WASHINGTON — The Commerce Department and U.S. Trade Representative’s office lost millions of dollars in proposed funding for the 2008 fiscal year after Democrats were forced to make significant cuts in an omnibus spending bill to satisfy President Bush’s budget demands.

The House passed a $515.7 billion spending bill, which would fund all of the federal government’s agencies except for the Defense Department, late Monday night. The bill, a compromise package that combined several separate spending measures, also includes $31 billion for the war in Afghanistan but no money for the war in Iraq.

This story first appeared in the December 19, 2007 issue of WWD. Subscribe Today.

The Senate is discussing the spending bill and is expected to vote this week. A contentious debate over funding for Iraq is expected as senators try to increase the war funding in the bill to $70 billion. Bush said Monday he was “pleased” that the spending bill appeared to be making progress, but his support hinges on Iraq war funding.

If those efforts fail, the spending bill could stall for the year. Should the Senate succeed in including funds for Iraq, the House would have to approve the revised legislation before sending it to the President to sign.

The Commerce Department, which enforces trade remedy laws in antidumping and countervailing duty cases — including a monitoring program for apparel imports from Vietnam — was set to receive $6.85 billion in proposed 2008 funding in the spending bill, shaving almost $500 million from the proposed budget. The funding in the new bill essentially maintains 2007 funding levels for Commerce, which was $6.625 billion.

“To the extent the new bill cuts back on increases in enforcement, which are desperately needed, that’s a real concern,” said Cass Johnson, president of the National Council of Textile Organizations. “There clearly needs to be a boost in resources in the government…devoted to monitoring and filing cases against China and others who break WTO rules.”

The lead agency on that front is the USTR office, but it lost $4 million in proposed funding for fiscal year 2008. The agency, which negotiates free trade agreements and files unfair trade cases against foreign countries, was set to receive $48 million in the Democrats’ initial funding bill, but the latest round of cuts lowered the level to $44.1 million, basically matching 2007 allotments.

The textile industry would also see a major cut in funding for university consortiums that link the textile and fiber industries to leading research and educational programs, including the National Textile Center and the Textile/Clothing Technology Corp. The bill would provide $4.7 million for fiscal year 2008, marking a dramatic cut in funding of about $16 million compared with previous years.
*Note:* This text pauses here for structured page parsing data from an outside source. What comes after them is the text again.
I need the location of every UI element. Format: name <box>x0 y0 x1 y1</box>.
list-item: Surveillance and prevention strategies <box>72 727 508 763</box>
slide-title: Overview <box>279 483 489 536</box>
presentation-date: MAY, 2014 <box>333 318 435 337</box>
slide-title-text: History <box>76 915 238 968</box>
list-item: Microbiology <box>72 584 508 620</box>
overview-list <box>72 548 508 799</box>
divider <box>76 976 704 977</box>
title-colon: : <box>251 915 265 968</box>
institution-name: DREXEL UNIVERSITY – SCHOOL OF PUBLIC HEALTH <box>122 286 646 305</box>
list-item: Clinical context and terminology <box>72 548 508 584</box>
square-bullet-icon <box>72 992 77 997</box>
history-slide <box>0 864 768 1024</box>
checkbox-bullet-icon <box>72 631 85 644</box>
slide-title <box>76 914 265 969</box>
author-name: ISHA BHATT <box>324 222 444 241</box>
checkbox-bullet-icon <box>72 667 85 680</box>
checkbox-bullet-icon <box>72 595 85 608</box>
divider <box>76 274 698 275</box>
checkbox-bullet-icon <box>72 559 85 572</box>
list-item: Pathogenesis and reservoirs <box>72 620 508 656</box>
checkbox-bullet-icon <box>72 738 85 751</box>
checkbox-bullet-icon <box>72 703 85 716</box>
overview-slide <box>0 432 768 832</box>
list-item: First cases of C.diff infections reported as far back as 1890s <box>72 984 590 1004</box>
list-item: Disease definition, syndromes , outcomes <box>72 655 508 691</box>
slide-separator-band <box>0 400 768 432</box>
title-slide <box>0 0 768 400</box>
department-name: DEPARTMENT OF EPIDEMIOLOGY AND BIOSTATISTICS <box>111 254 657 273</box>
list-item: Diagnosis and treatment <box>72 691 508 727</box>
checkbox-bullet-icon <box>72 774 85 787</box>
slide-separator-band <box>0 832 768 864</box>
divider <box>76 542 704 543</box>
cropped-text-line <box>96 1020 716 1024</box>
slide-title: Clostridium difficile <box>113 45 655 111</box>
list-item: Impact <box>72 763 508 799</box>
Sens. Elizabeth Dole (R., N.C.) and Lindsey Graham (R., S.C.) were among a group that made a request for $13 million to fund those initiatives in the bill that passed the Senate.

“These programs are in a sense a casualty of the major reduction in spending for what is defined as ‘domestic programs,'” said Auggie Tantillo, executive director of the American Manufacturing Trade Action Coalition. “It is a good news-bad news scenario for the industry. The good news is [the programs] survived a very difficult budget year by being included in this package, which is a testament to the strong political support for these programs. The bad news, of course, is the funding is roughly one-third less than what they had been operating on in recent years.”

The omnibus bill kept in place funding desired by Democrats for improvements to the interstate highway system, providing $40 billion in the coming fiscal year, $631 million more than Bush requested — $1.1 billion above 2007 spending levels.

The bill would prohibit the use of funds to allow Mexican-base trucks to operate beyond the commercial zones in the U.S., which Bush has tried to implement for years. The administration has gone ahead with the program anyway, using existing funds from the Department of Transportation that could allow as many as 100 Mexican carriers to send trucks to the U.S. for a year.